Mark had been doing an extraordinary job keeping Sierra and VuFind in sync, but the solution wasn’t as reliable or sustainable as the Marmot team wanted it to be. Exporting nearly two million records from Sierra using the Scheduler tool was a time-consuming process that meant availability facets for search results could only be loaded every four hours. Displaying availability information also required “screen scraping” or parsing HTML for each title that was displayed to patrons, an inefficient process that caused slow page load times.
“We’d been hearing about the new APIs since we installed Sierra in September of 2013, and we were anxious to see what they could do in conjunction with Sierra’s open SQL database,” says Mark. By nature, APIs are designed to allow systems to talk to each other and to share data in a seamless manner, without long delays or hassle.
“The Sierra Bibliographic and Item APIs were designed to enable library systems like Marmot to move data efficiently from Sierra to their discovery layer to better serve their users,” says Steve Schoen, Innovative’s API Product Manager. “We were very pleased to have Marmot sign on as an early adopter and appreciated Mark’s input into API development.”
The solution Mark developed for Marmot starts with a twice-daily full export of bibliographic and item records from Sierra that accounts for all adds, deletes, and updates. This is obviously not frequent enough when it comes to providing real-time availability information.
Marmot then supplements the full downloads with Sierra’s direct SQL access to load availability and location information every fifteen minutes, eliminating the need for time-consuming parsing of HTML. To complete the picture, Marmot uses the APIs to determine which items have changed every fifteen minutes so the system can update those titles specifically without touching anything that hasn’t been changed.
“It was really a straightforward process to implement the APIs, which were very well documented,” says Mark. “They all worked as advertised the first time so we didn’t have to have an iterative process with the Innovative development team.”
Mark was pleased to find that the Sierra APIs are based on the popular REST protocol, very much in line with industry standards. “Actually, it’s about the easiest set of APIs that I’ve integrated with,” he adds. “The overall structure is very much the same as other vendors, so once you’ve implemented one, it’s not hard to understand how things are set up technically.”

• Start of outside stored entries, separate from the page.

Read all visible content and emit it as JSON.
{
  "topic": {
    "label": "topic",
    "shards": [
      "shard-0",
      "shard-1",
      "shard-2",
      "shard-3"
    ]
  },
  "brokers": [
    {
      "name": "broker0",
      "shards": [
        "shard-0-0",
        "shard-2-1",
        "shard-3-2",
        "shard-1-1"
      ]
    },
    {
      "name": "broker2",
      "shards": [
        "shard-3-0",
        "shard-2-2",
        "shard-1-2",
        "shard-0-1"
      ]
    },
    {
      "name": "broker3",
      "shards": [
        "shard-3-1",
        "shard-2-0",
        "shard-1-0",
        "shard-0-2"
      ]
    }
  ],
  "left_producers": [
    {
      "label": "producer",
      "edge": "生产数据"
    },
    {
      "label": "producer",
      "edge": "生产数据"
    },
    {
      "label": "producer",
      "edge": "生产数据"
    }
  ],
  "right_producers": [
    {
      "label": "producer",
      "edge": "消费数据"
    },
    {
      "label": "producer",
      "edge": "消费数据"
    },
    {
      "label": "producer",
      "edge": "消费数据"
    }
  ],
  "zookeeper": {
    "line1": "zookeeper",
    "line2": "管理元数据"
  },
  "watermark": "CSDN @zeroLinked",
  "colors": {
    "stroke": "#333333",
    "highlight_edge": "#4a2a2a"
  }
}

By utilizing Sierra APIs, Marmot now powers its discovery layer directly with LSP data. Sierra APIs and open database provide libraries the flexibility to implement the most appropriate systems for their staff and patrons by supporting open data access and exchange. These techniques mean the data in the Availability facet is close to real-time, which is a huge achievement for a discovery layer and an improvement felt by staff and patrons alike.
“It’s great to see what Marmot has been able to accomplish with the Sierra APIs so far, but we know we’re just getting started in terms of unlocking the potential of Sierra’s open data structure,” says Steve. “We’ve received great input from Marmot and other customers about their priorities for the next set of APIs, which will be incorporated into future rollouts.